Children born in the U.S. to a “foreign diplomatic officer” are one of the few categories of individuals born in the U.S. who do not receive U.S. citizenship at birth. As detailed in this earlier post, they may, however, register as lawful permanent residents and acquire a green card. One of the requirements to do so is to maintain continuous residence in the U.S. since birth. What does it mean to maintain continuous residence, and how is this different from maintaining physical presence?
Background on the status of children born in the U.S. to foreign diplomatic officers, and how they might register as lawful permanent residents.
As described in this earlier post, children born in the U.S. to a “foreign diplomatic officer” are one of the few categories of individuals born in the U.S. who do not receive U.S. citizenship at birth.
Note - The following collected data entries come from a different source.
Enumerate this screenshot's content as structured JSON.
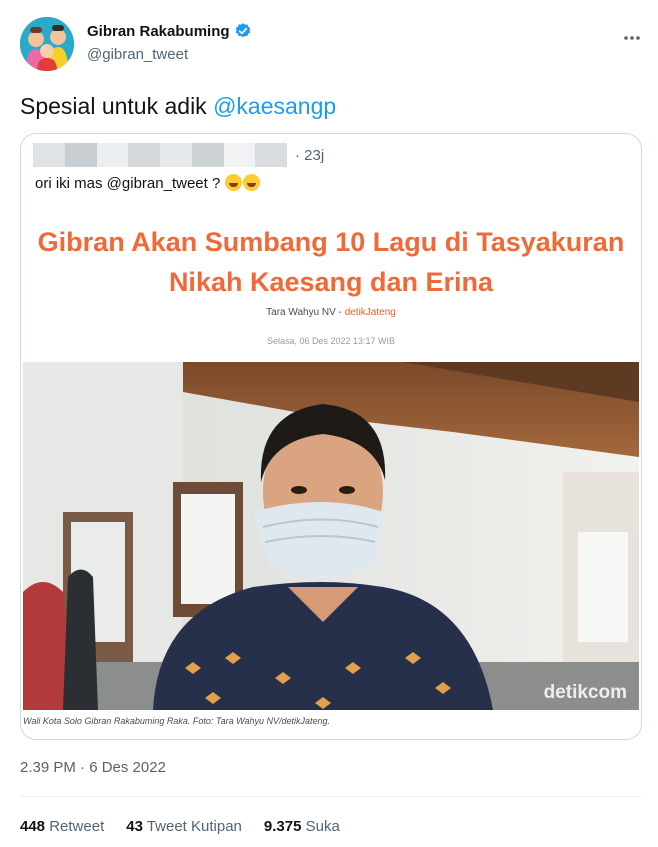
{
  "author": {
    "display_name": "Gibran Rakabuming",
    "handle": "@gibran_tweet",
    "avatar_icon": "avatar-photo",
    "verified_icon": "verified-badge-icon",
    "more_icon": "more-options-icon"
  },
  "tweet": {
    "text_prefix": "Spesial untuk adik ",
    "mention": "@kaesangp"
  },
  "quoted": {
    "time": "· 23j",
    "text": "ori iki mas @gibran_tweet ?",
    "emoji": "face-with-tears-of-joy",
    "article": {
      "headline_line1": "Gibran Akan Sumbang 10 Lagu di Tasyakuran",
      "headline_line2": "Nikah Kaesang dan Erina",
      "byline_author": "Tara Wahyu NV - ",
      "byline_source": "detikJateng",
      "date": "Selasa, 06 Des 2022 13:17 WIB",
      "caption": "Wali Kota Solo Gibran Rakabuming Raka. Foto: Tara Wahyu NV/detikJateng.",
      "watermark": "detikcom"
    }
  },
  "timestamp": "2.39 PM · 6 Des 2022",
  "stats": {
    "retweets_num": "448",
    "retweets_label": "Retweet",
    "quotes_num": "43",
    "quotes_label": "Tweet Kutipan",
    "likes_num": "9.375",
    "likes_label": "Suka"
  },
  "colors": {
    "accent": "#1d9bf0",
    "headline": "#f06a39",
    "text_secondary": "#536471"
  }
}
In order for the child of a foreign diplomatic officer to register as a lawful permanent resident, the child must meet the following requirements:
First, the child must have been born in the U.S. to a parent who, at the time of the child’s birth, was listed on the Department of State’s Blue List. To learn how to confirm whether a parent appeared on the Blue List in a specific year, see our earlier post here. Additionally, to register as a lawful permanent resident, the child must be physically present in the U.S. at the time they apply to register. Furthermore, the child must have waived their diplomatic immunity (which is typically done by filing the Form I-508, as detailed in our earlier post here). Finally, the child must have maintained continuous residence in the U.S. since birth.
This post will focus on this final requirement: the requirement that the child show continuous residence in the United States since birth.
What is continuous residence, and how does it differ from continuous presence?
It is important to clarify, at the start, that continuous residence is not the same as continuous presence. Whereas continuous presence refers to the person him- or herself actually being physically present within the U.S., an individual can maintain residence in the United States even if he or she spends years physically outside the country. This is because residence refers to where the person’s primary home – or “principal actual dwelling place” – is.
As an example, if the child’s parents remain accredited diplomats in the U.S., the child can spend a significant amount of time outside the U.S. – even for more than a year – attending school in their parents’ country of citizenship. This physical absence from the U.S. would not necessarily be a violation of the continuous residence requirement.
What evidence might the child provide to show continuous residence in the U.S.?
Since a diplomat parent can show that they maintained residence by remaining accredited diplomats, this is often the first piece of evidence that the child can provide to show continuous residence. In addition to providing documentation showing the parent’s accreditation as a diplomat, the child would also typically provide school records showing that they attended school in the U.S.
What other aspects of the continuous residence requirement apply to children of diplomats?
There are several guidelines published by USCIS that specifically apply to the children of diplomats. First, as noted above, an extended absence from the U.S. does not necessarily violate the continuous residence requirement if the diplomat parent remained accredited to the U.S. while the child was outside the U.S.
Second, the child will not be deemed to have abandoned continuous residence in the U.S. simply by leaving the country and being readmitted in A or G status (which are generally reserved for diplomats and those traveling with them).
Finally, if the child’s diplomat parent leaves the U.S., the child can maintain continuous residence in the U.S. by remaining in the United States. However, if the child permanently departs with his or her parent, continuous residence would end at that point.
The controlling case on this topic is Nikoi v. Attorney General of the United States, a 1991 case decided in the D.C. Circuit Court of Appeals. In Nikoi, three children born in the U.S. to diplomats departed the U.S. between the ages of two and eight years. They returned to the U.S. to attend college between eleven and sixteen years later. The court agreed with the government that the children, by departing and not returning for a substantial length of time, had “evidenced an intention to abandon their residence in the United States.” As a result, they failed to maintain continuous residence. It is this same question of whether a child evidenced an intention to abandon their residence in the U.S. that will be applied when analyzing whether a child of a diplomat has maintained continuous residence in spite of their having physically departed the U.S.